Mais au-delà de la technicité des indicateurs et de la satisfaction des classements, une question plus silencieuse, mais plus dérangeante, s’impose : que signifie réellement cette performance pour le citoyen ordinaire confronté chaque jour à la hausse des prix, à l’érosion du pouvoir d’achat et à la difficulté croissante d’accéder à un logement, à la santé ou à un emploi stable ?
C’est ici que se dessine le paradoxe.
Le Maroc est aujourd’hui présenté comme une puissance économique régionale en construction. Il figure parmi les principaux exportateurs automobiles vers l’Europe, demeure l’un des leaders mondiaux dans le secteur des phosphates et de ses dérivés, et s’impose comme une plateforme logistique stratégique entre l’Afrique, l’Europe et les Amériques. Le pays a également réussi à attirer des investissements massifs dans des secteurs industriels structurants, tout en consolidant sa position comme espace de stabilité dans une région souvent traversée par des tensions politiques et sécuritaires.
Pourtant, cette montée en puissance macroéconomique ne se traduit pas toujours de manière linéaire dans le vécu quotidien des citoyens.
Car la lecture des performances économiques à travers les indicateurs internationaux et celle du vécu social ne reposent pas sur les mêmes logiques. Les premiers mesurent la croissance, les exportations, la valeur ajoutée ou la qualité des données statistiques. Les seconds se traduisent dans le panier de la ménagère, le coût du logement, l’accès à l’école et à l’hôpital, ou encore la stabilité de l’emploi.
Ainsi apparaît une dissonance structurelle.
Comment un pays capable de se positionner parmi les leaders africains de l’exportation automobile peut-il continuer à faire face à une précarité persistante de l’emploi chez une partie importante de sa jeunesse ?
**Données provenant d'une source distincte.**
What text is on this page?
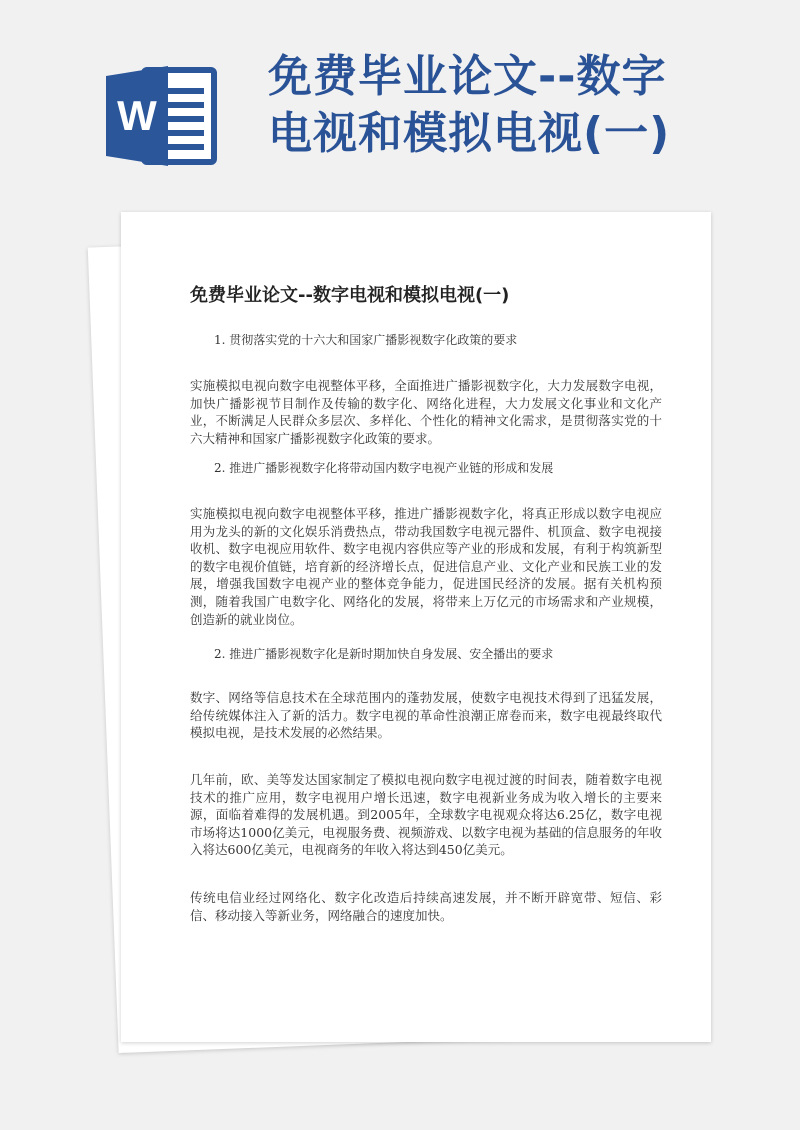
W
免费毕业论文--数字
电视和模拟电视(一)
免费毕业论文--数字电视和模拟电视(一)
1. 贯彻落实党的十六大和国家广播影视数字化政策的要求
实施模拟电视向数字电视整体平移，全面推进广播影视数字化，大力发展数字电视，加快广播影视节目制作及传输的数字化、网络化进程，大力发展文化事业和文化产业，不断满足人民群众多层次、多样化、个性化的精神文化需求，是贯彻落实党的十六大精神和国家广播影视数字化政策的要求。
2. 推进广播影视数字化将带动国内数字电视产业链的形成和发展
实施模拟电视向数字电视整体平移，推进广播影视数字化，将真正形成以数字电视应用为龙头的新的文化娱乐消费热点，带动我国数字电视元器件、机顶盒、数字电视接收机、数字电视应用软件、数字电视内容供应等产业的形成和发展，有利于构筑新型的数字电视价值链，培育新的经济增长点，促进信息产业、文化产业和民族工业的发展，增强我国数字电视产业的整体竞争能力，促进国民经济的发展。据有关机构预测，随着我国广电数字化、网络化的发展，将带来上万亿元的市场需求和产业规模，创造新的就业岗位。
2. 推进广播影视数字化是新时期加快自身发展、安全播出的要求
数字、网络等信息技术在全球范围内的蓬勃发展，使数字电视技术得到了迅猛发展，给传统媒体注入了新的活力。数字电视的革命性浪潮正席卷而来，数字电视最终取代模拟电视，是技术发展的必然结果。
几年前，欧、美等发达国家制定了模拟电视向数字电视过渡的时间表，随着数字电视技术的推广应用，数字电视用户增长迅速，数字电视新业务成为收入增长的主要来源，面临着难得的发展机遇。到2005年，全球数字电视观众将达6.25亿，数字电视市场将达1000亿美元，电视服务费、视频游戏、以数字电视为基础的信息服务的年收入将达600亿美元，电视商务的年收入将达到450亿美元。
传统电信业经过网络化、数字化改造后持续高速发展，并不断开辟宽带、短信、彩信、移动接入等新业务，网络融合的速度加快。
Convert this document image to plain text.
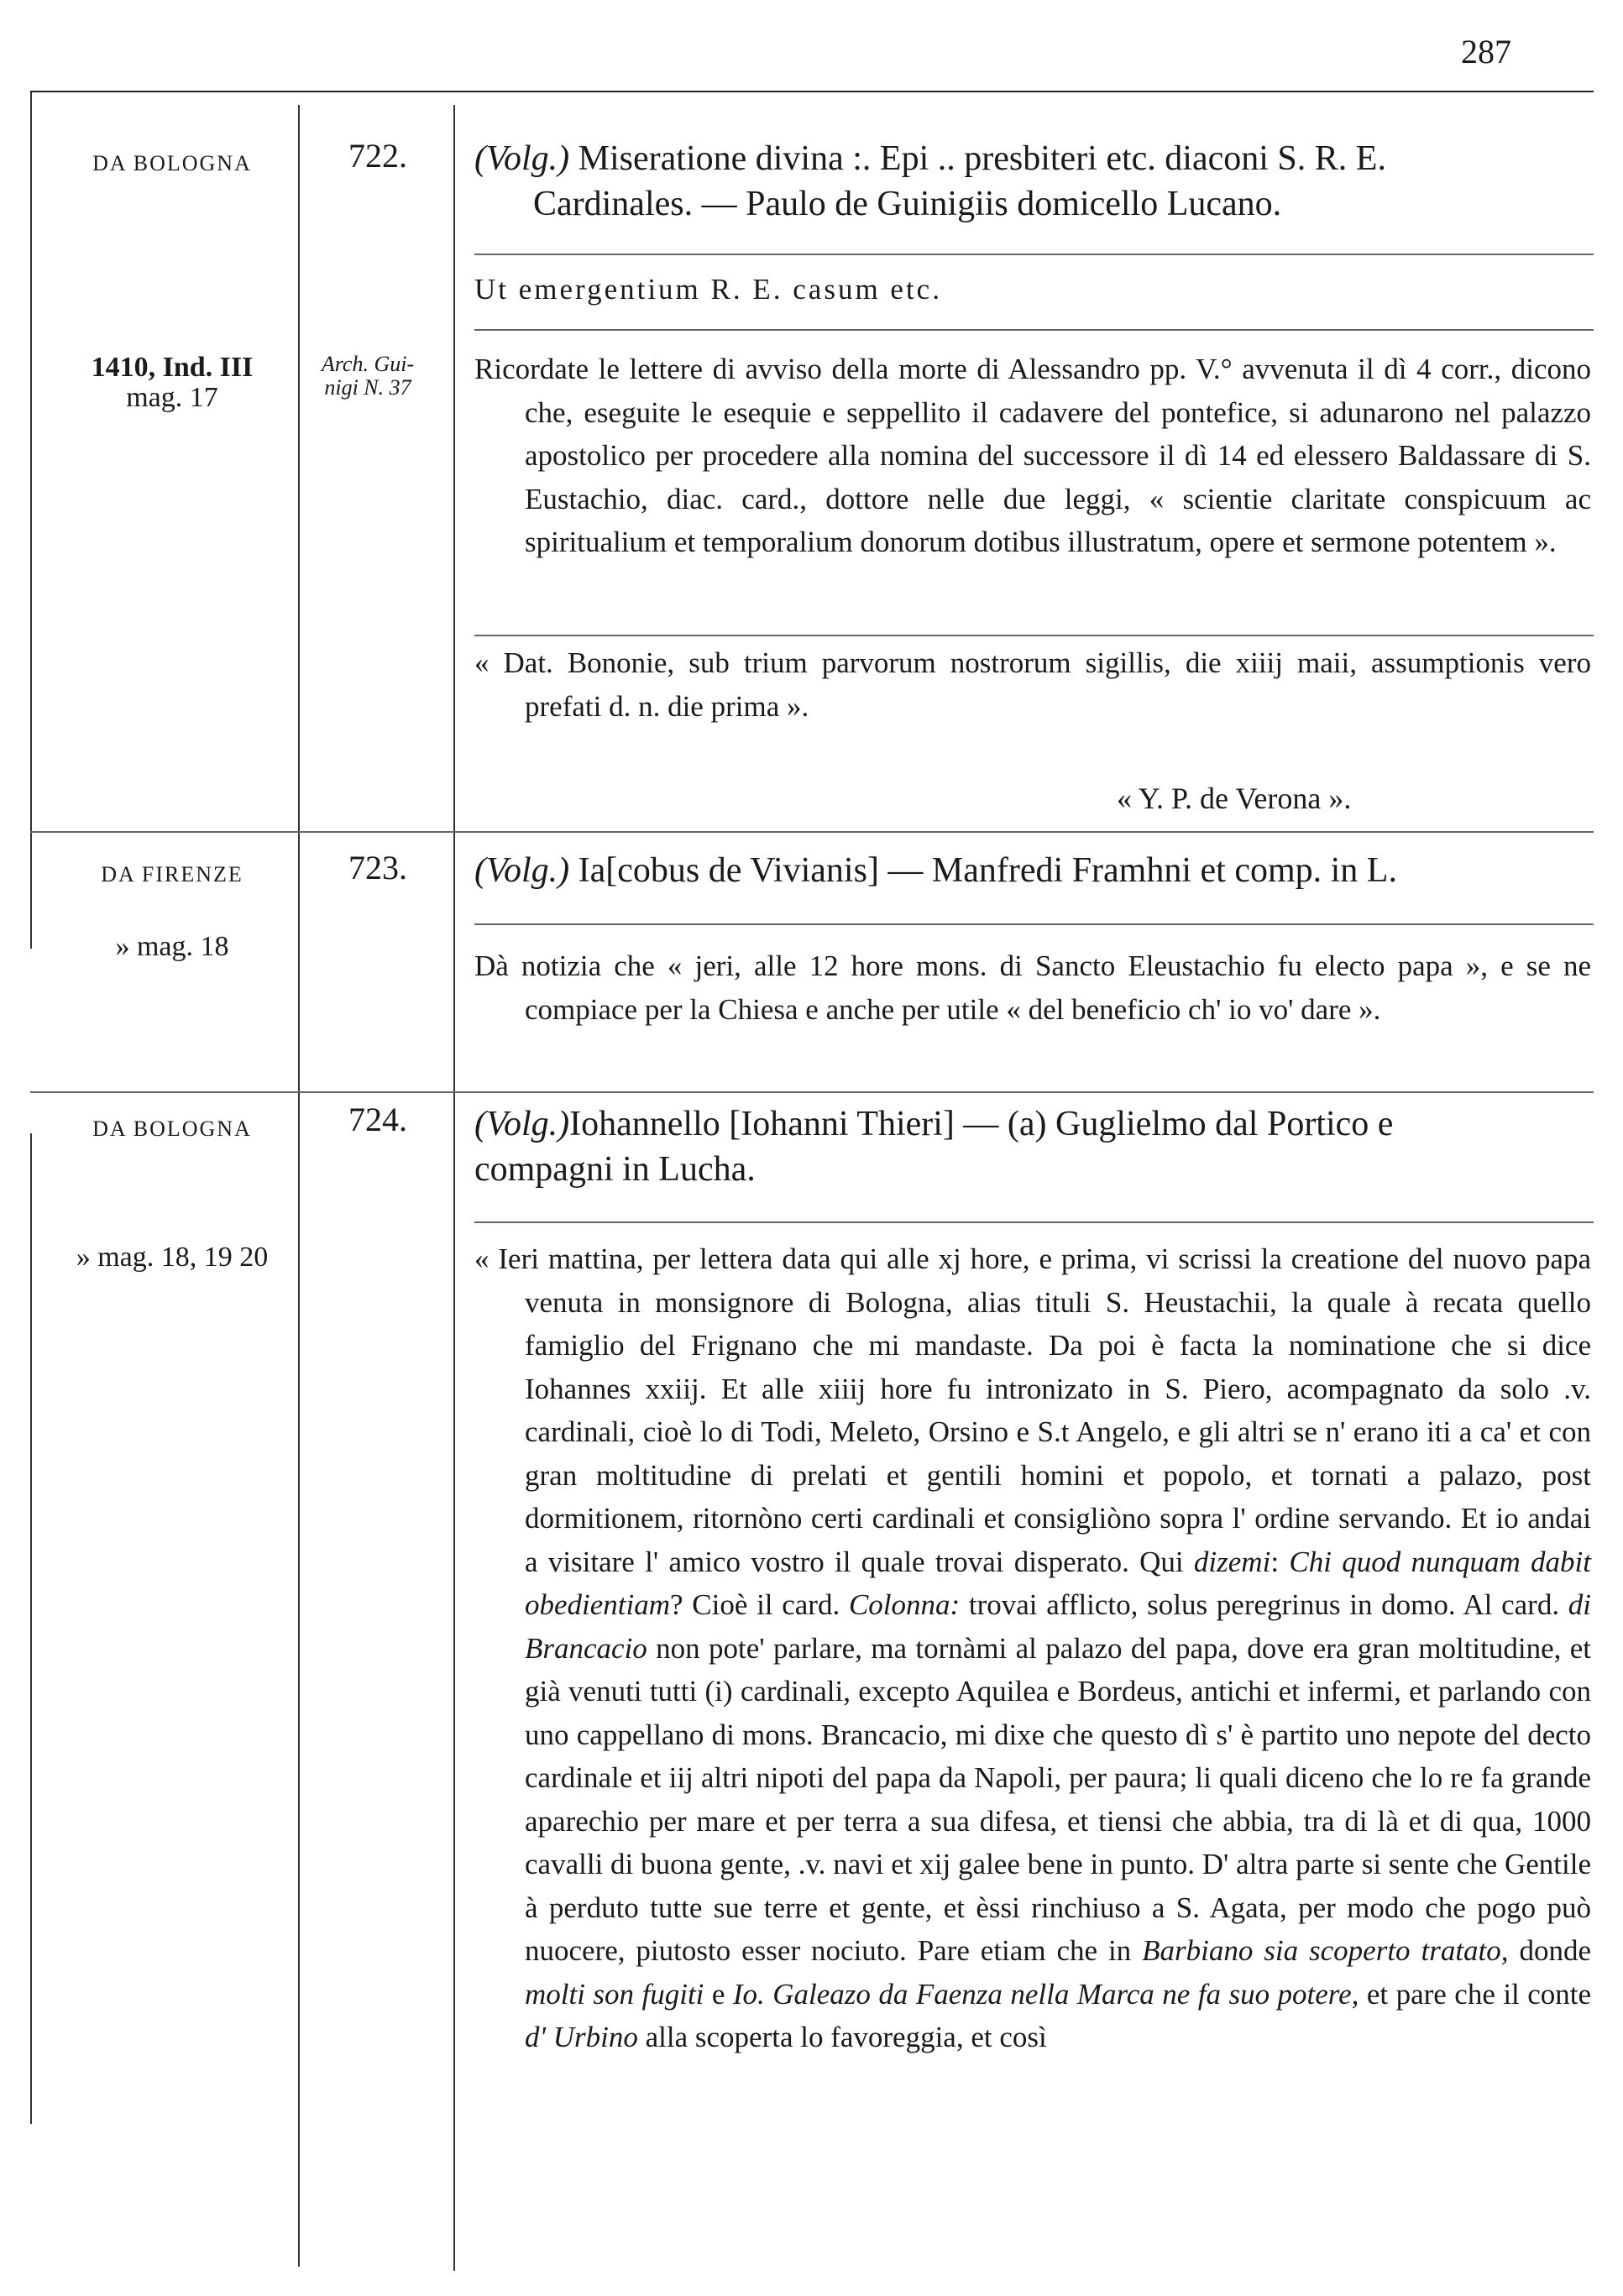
287
DA BOLOGNA
1410, Ind. III
mag. 17
722.
Arch. Gui-
nigi N. 37
(Volg.) Miseratione divina :. Epi .. presbiteri etc. diaconi S. R. E.
Cardinales. — Paulo de Guinigiis domicello Lucano.
Ut emergentium R. E. casum etc.
Ricordate le lettere di avviso della morte di Alessandro pp. V.° avvenuta il dì 4 corr., dicono che, eseguite le esequie e seppellito il cadavere del pontefice, si adunarono nel palazzo apostolico per procedere alla nomina del successore il dì 14 ed elessero Baldassare di S. Eustachio, diac. card., dottore nelle due leggi, « scientie claritate conspicuum ac spiritualium et temporalium donorum dotibus illustratum, opere et sermone potentem ».
« Dat. Bononie, sub trium parvorum nostrorum sigillis, die xiiij maii, assumptionis vero prefati d. n. die prima ».
« Y. P. de Verona ».
DA FIRENZE
» mag. 18
723.	(Volg.) Ia[cobus de Vivianis] — Manfredi Framhni et comp. in L.
Dà notizia che « jeri, alle 12 hore mons. di Sancto Eleustachio fu electo papa », e se ne compiace per la Chiesa e anche per utile « del beneficio ch' io vo' dare ».
DA BOLOGNA
» mag. 18, 19 20
724.	(Volg.)Iohannello [Iohanni Thieri] — (a) Guglielmo dal Portico e
compagni in Lucha.
« Ieri mattina, per lettera data qui alle xj hore, e prima, vi scrissi la creatione del nuovo papa venuta in monsignore di Bologna, alias tituli S. Heustachii, la quale à recata quello famiglio del Frignano che mi mandaste. Da poi è facta la nominatione che si dice Iohannes xxiij. Et alle xiiij hore fu intronizato in S. Piero, acompagnato da solo .v. cardinali, cioè lo di Todi, Meleto, Orsino e S.t Angelo, e gli altri se n' erano iti a ca' et con gran moltitudine di prelati et gentili homini et popolo, et tornati a palazo, post dormitionem, ritornòno certi cardinali et consigliòno sopra l' ordine servando. Et io andai a visitare l' amico vostro il quale trovai disperato. Qui dizemi: Chi quod nunquam dabit obedientiam? Cioè il card. Colonna: trovai afflicto, solus peregrinus in domo. Al card. di Brancacio non pote' parlare, ma tornàmi al palazo del papa, dove era gran moltitudine, et già venuti tutti (i) cardinali, excepto Aquilea e Bordeus, antichi et infermi, et parlando con uno cappellano di mons. Brancacio, mi dixe che questo dì s' è partito uno nepote del decto cardinale et iij altri nipoti del papa da Napoli, per paura; li quali diceno che lo re fa grande aparechio per mare et per terra a sua difesa, et tiensi che abbia, tra di là et di qua, 1000 cavalli di buona gente, .v. navi et xij galee bene in punto. D' altra parte si sente che Gentile à perduto tutte sue terre et gente, et èssi rinchiuso a S. Agata, per modo che pogo può nuocere, piutosto esser nociuto. Pare etiam che in Barbiano sia scoperto tratato, donde molti son fugiti e Io. Galeazo da Faenza nella Marca ne fa suo potere, et pare che il conte d' Urbino alla scoperta lo favoreggia, et così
Comment une économie disposant de l’une des plus grandes réserves mondiales de phosphates peut-elle encore être traversée par des débats récurrents sur les inégalités sociales, la pauvreté et la vulnérabilité économique ?
Comment une dynamique d’investissement soutenue et une croissance exportatrice importante peuvent-elles coexister avec des vagues de hausse des prix touchant les produits de première nécessité ?
Ces contradictions ne remettent pas en cause la réalité des progrès économiques. Elles révèlent plutôt une distinction fondamentale entre création de richesse et distribution de la richesse.
En économie, la croissance du produit intérieur brut ne garantit pas automatiquement une amélioration équitable des conditions de vie. Une économie peut croître rapidement, attirer des investissements et développer ses exportations, tout en concentrant la valeur ajoutée dans des secteurs limités ou entre des mains restreintes. Dans ce cas, les effets sociaux de la croissance restent partiels, voire insuffisants.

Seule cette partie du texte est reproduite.